Como dice el refrán: ¡quien bien quiere a Beltrán, bien quiere a su can!

—¡Así es!

—dijo Nina con aire de suficiencia.

Walker tomó la mano de Nina y dijo: —Vamos.

¡Vayamos juntos!

¡Yo cuidaré de los niños en casa!

¡Tú puedes ir al concierto!

…

Entre bastidores del concierto, Vince Palmer estaba descansando.

Su asistente se acercó a él a toda prisa.

—Señor Palmer —dijo ella—, durante el concierto, más tarde, tendrá que tener cuidado con una mujer.

Me temo que podría hacer alguna locura.

Vince frunció el ceño.

—¿Qué ocurre?

—preguntó con solemnidad.

La asistente le mostró inmediatamente su teléfono a Vince.

Su mirada recorrió la pantalla.

Estaba sorprendido.

«¡Una loca vendió un riñón para comprar una entrada para el concierto!»
Tras la conmoción inicial, el ceño de Vince Palmer se frunció aún más.

Desde su debut, ha habido muchas mujeres a las que les ha gustado.

Sus fans habían hecho todo tipo de cosas extravagantes por él.

Pero era la primera vez que una fan vendía un riñón por él.

Y lo había hecho para conseguir una entrada para el concierto.

…

Vince Palmer miró a su asistente y preguntó: —¿Esta persona tiene alguna enfermedad mental?

Su asistente resopló.

—¿Enferma mental?

¡Yo creo que es muy normal!

¡Solo es una descarada!

Vince Palmer vaciló.

Sintió que algo no cuadraba y preguntó: —¿La conoces?

—Señor Palmer, deslice hacia abajo —dijo su asistente.

Los dedos de Vince Palmer se deslizaron hacia abajo, y se quedó helado.

Vio una foto de la mujer llamada Charlotte.
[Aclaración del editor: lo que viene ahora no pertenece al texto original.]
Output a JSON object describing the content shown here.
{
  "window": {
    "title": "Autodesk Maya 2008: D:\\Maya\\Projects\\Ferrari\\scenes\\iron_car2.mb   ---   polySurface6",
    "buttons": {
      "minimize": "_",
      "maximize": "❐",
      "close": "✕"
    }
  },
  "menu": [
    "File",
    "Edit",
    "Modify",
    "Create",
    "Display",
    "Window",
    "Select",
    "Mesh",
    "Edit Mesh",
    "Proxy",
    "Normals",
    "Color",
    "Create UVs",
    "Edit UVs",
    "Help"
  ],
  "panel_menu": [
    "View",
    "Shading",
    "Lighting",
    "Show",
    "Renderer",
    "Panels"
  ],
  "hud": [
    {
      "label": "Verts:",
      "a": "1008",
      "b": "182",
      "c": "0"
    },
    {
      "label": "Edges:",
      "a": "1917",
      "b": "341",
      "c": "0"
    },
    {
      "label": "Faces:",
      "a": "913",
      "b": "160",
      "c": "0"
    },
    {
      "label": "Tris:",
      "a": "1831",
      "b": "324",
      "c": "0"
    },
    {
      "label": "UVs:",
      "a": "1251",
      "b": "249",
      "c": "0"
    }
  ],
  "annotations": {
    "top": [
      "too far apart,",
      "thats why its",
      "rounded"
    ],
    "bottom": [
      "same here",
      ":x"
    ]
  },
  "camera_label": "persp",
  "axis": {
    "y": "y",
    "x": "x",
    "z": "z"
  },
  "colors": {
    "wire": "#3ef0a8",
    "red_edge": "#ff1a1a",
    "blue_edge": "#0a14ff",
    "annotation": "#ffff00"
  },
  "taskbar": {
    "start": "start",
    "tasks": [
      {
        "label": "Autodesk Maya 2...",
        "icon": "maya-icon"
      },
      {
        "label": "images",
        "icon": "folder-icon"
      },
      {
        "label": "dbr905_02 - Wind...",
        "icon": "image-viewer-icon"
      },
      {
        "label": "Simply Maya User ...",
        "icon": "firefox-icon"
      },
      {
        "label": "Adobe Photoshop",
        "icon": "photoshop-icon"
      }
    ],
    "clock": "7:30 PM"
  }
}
La mujer que había vendido un riñón para comprar una entrada para el concierto había resultado ser ella.

…

Al mismo tiempo, Merry hizo específicamente una captura de pantalla de la noticia.

Mientras miraba la captura de pantalla, una sonrisa maliciosa apareció en el rostro de Merry.

Todo el mundo comete errores.

Incluso los mejores caen a veces.

La última vez, Charlotte le había tendido una trampa y la había convertido en el hazmerreír de toda la Corporación Stevens.

Tuvo que abandonar la Corporación Stevens humillada.

Aunque había fracasado, eso no significaba que no fuera inteligente.

Ella, Merry, seguía siendo muy inteligente.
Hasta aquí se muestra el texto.